Moedersterfte daalt te langzaam 12 oktober 2007, Genève/New York - De wereldwijde moedersterfte (het aantal sterfgevallen onder vrouwen per 100.000 levendgeboren kinderen) neemt te langzaam af. Dit brengt het bereiken van Millennium Ontwikkelingsdoel nummer 5 - het verbeteren van de gezondheidszorg voor moeders en het voorkomen van het overlijden van vrouwen tijdens hun zwangerschap of bevalling - in gevaar.

In 1990 is afgesproken dat tot 2015 een jaarlijkse afname van de moedersterfte van 5,5 procent nodig is om het Millennium Ontwikkelingsdoel te kunnen halen. Uit onderzoek van de Wereldgezondheidsorganisatie (WHO), Unicef, UNFPA en de Wereldbank blijkt echter dat dit percentage jaarlijks slechts minder dan 1 procent bedraagt. In 2005 overleden 536.000 vrouwen door complicaties tijdens de zwangerschap of bevalling, in 1990 waren dat er 576.000. Geen groot verschil dus. Negentig procent van deze sterfgevallen vond plaats in ontwikkelingslanden.

De kleine winst die is behaald, is toe te rekenen aan middeninkomenslanden waar de moedersterfte toch al relatief laag was. De jaarlijkse afname in de Afrikaanse landen beneden de Sahara bedroeg tussen 1990 en 2005 echter slechts 0,1 procent. Geen enkele regio heeft trouwens in deze periode de vereiste 5,5 procent per jaar gehaald. Oost-Azië kwam er nog het dichtst bij met een jaarlijkse afname van 4,2 procent. Noord-Afrika, Zuidoost-Azië en Latijns-Amerika en het Carbisch Gebied zijn regio's waar de moedersterfte relatief gezien sneller is afgenomen dan in de rest van de wereld.

Levensgevaarlijke landen Iets meer dan de helft van alle sterfgevallen onder moeders vond plaats in Subsahara Afrika (270.000), gevolgd door Zuid-Azië (188.000). Deze twee regio's namen in 2005 samen 86 procent van de totale moedersterfte voor hun rekening. Ook in India, Nigeria, de Democratische Republiek Congo en Afghanistan is het krijgen van een kind voor veel aanstaande moeders levensgevaarlijk; hier stierven in 2005 respectievelijk 117.000, 59.000, 32.000 en 26.000 vrouwen.

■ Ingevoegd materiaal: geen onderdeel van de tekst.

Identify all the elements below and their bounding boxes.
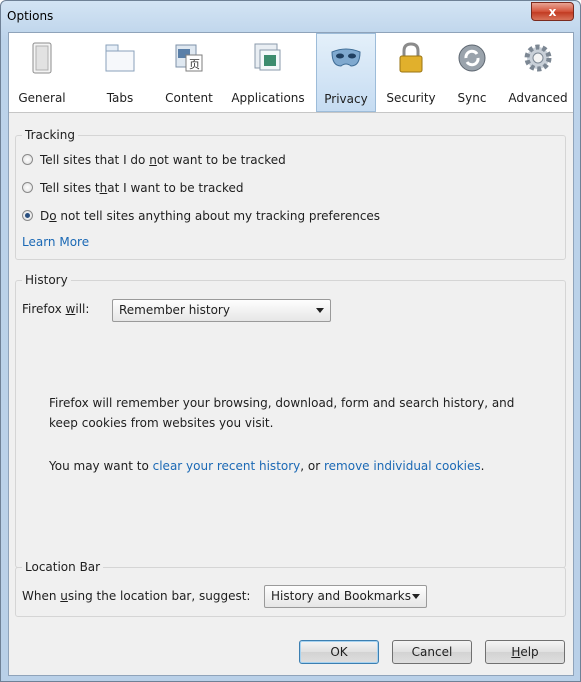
help-button[interactable]: Help xyxy=(485,640,565,664)
tab-label: Sync xyxy=(457,91,487,105)
svg-text:页: 页 xyxy=(189,58,200,71)
radio-button-selected[interactable] xyxy=(22,210,33,221)
advanced-gear-icon xyxy=(524,44,552,72)
location-bar-suggest-value: History and Bookmarks xyxy=(271,589,411,603)
radio-label: Tell sites that I want to be tracked xyxy=(40,181,244,195)
tab-security[interactable]: Security xyxy=(381,33,441,112)
history-mode-value: Remember history xyxy=(119,303,230,317)
location-bar-suggest-label: When using the location bar, suggest: xyxy=(22,589,251,603)
tab-sync[interactable]: Sync xyxy=(447,33,497,112)
radio-button[interactable] xyxy=(22,182,33,193)
tab-privacy[interactable]: Privacy xyxy=(316,33,376,112)
firefox-will-label: Firefox will: xyxy=(22,302,90,316)
history-hint: You may want to clear your recent histor… xyxy=(49,459,485,473)
preferences-toolbar: General Tabs 页 Content Applications Priv… xyxy=(9,33,573,113)
radio-label: Tell sites that I do not want to be trac… xyxy=(40,153,286,167)
tab-label: Applications xyxy=(231,91,305,105)
tab-advanced[interactable]: Advanced xyxy=(505,33,571,112)
tab-tabs[interactable]: Tabs xyxy=(95,33,145,112)
cancel-button[interactable]: Cancel xyxy=(392,640,472,664)
tab-general[interactable]: General xyxy=(13,33,71,112)
location-bar-suggest-select[interactable]: History and Bookmarks xyxy=(264,585,427,608)
history-group: History Firefox will: Remember history F… xyxy=(15,273,566,568)
location-bar-legend: Location Bar xyxy=(22,560,104,574)
options-window: Options x General Tabs 页 Content Applica… xyxy=(0,0,581,682)
dialog-button-bar: OK Cancel Help xyxy=(9,640,573,666)
tab-label: General xyxy=(18,91,66,105)
clear-recent-history-link[interactable]: clear your recent history xyxy=(153,459,301,473)
close-button[interactable]: x xyxy=(531,2,574,21)
remove-individual-cookies-link[interactable]: remove individual cookies xyxy=(324,459,481,473)
radio-label: Do not tell sites anything about my trac… xyxy=(40,209,381,223)
sync-icon xyxy=(458,44,486,72)
tracking-legend: Tracking xyxy=(22,128,78,142)
tracking-group: Tracking Tell sites that I do not want t… xyxy=(15,128,566,260)
tab-label: Security xyxy=(386,91,436,105)
general-switch-icon xyxy=(32,42,52,74)
tab-applications[interactable]: Applications xyxy=(227,33,309,112)
tab-label: Advanced xyxy=(508,91,568,105)
privacy-mask-icon xyxy=(331,48,361,67)
location-bar-group: Location Bar When using the location bar… xyxy=(15,560,566,617)
radio-button[interactable] xyxy=(22,154,33,165)
dialog-client-area: General Tabs 页 Content Applications Priv… xyxy=(8,32,574,676)
ok-button[interactable]: OK xyxy=(299,640,379,664)
history-description: Firefox will remember your browsing, dow… xyxy=(49,396,515,430)
window-title: Options xyxy=(7,9,54,23)
chevron-down-icon xyxy=(316,308,324,313)
content-icon: 页 xyxy=(175,44,203,72)
security-lock-icon xyxy=(399,42,423,73)
chevron-down-icon xyxy=(412,594,420,599)
history-legend: History xyxy=(22,273,71,287)
tabs-icon xyxy=(105,44,135,72)
tab-content[interactable]: 页 Content xyxy=(159,33,219,112)
title-bar[interactable]: Options x xyxy=(1,1,580,31)
tab-label: Privacy xyxy=(324,92,368,106)
history-mode-select[interactable]: Remember history xyxy=(112,299,331,322)
applications-icon xyxy=(254,43,281,71)
tab-label: Content xyxy=(165,91,213,105)
learn-more-link[interactable]: Learn More xyxy=(22,235,89,249)
tab-label: Tabs xyxy=(106,91,134,105)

De kans dat een vijftienjarig meisje overlijdt aan complicaties tijdens haar zwangerschap of bevalling is het grootst in Afrika: 1 op 26. In ontwikkelde regio's gaat het om 1 op de 7.300 vrouwen. In Niger is deze verhouding 1 op 7 en dit land is van alle 171 landen en gebieden waarvoor deze schattingen zijn gemaakt daarom het gevaarlijkst voor vrouwen en meisjes die een kind op de wereld moeten zetten.

Benodigde maatregelen
Om Millennium Ontwikkelingsdoel nummer 5 toch te halen, moet de moedersterfte voor 2015 met 75 procent zijn teruggebracht. Daarvoor moet de gezondheidszorg voor vrouwen worden verbeterd en moet wereldwijd de toegang tot voorzieningen voor gezinsplanning en kraamzorg prioriteit krijgen. Het gaat daarbij om het voorkomen van ongewenste zwangerschappen en een goede begeleiding tijdens de zwangerschap en bevaling. Als het mis dreigt te gaan, moeten moeder en kind snel naar het ziekenhuis kunnen worden gebracht. Daarom moeten ook transport en medische hulp voor deze vrouwen beschikbaar zijn. Bovendien is het van belang dat vrouwen zelf medische hulp kunnen inroepen; in landen waar zij ondergeschikt zijn aan mannen is dat namelijk nog lang niet altijd het geval.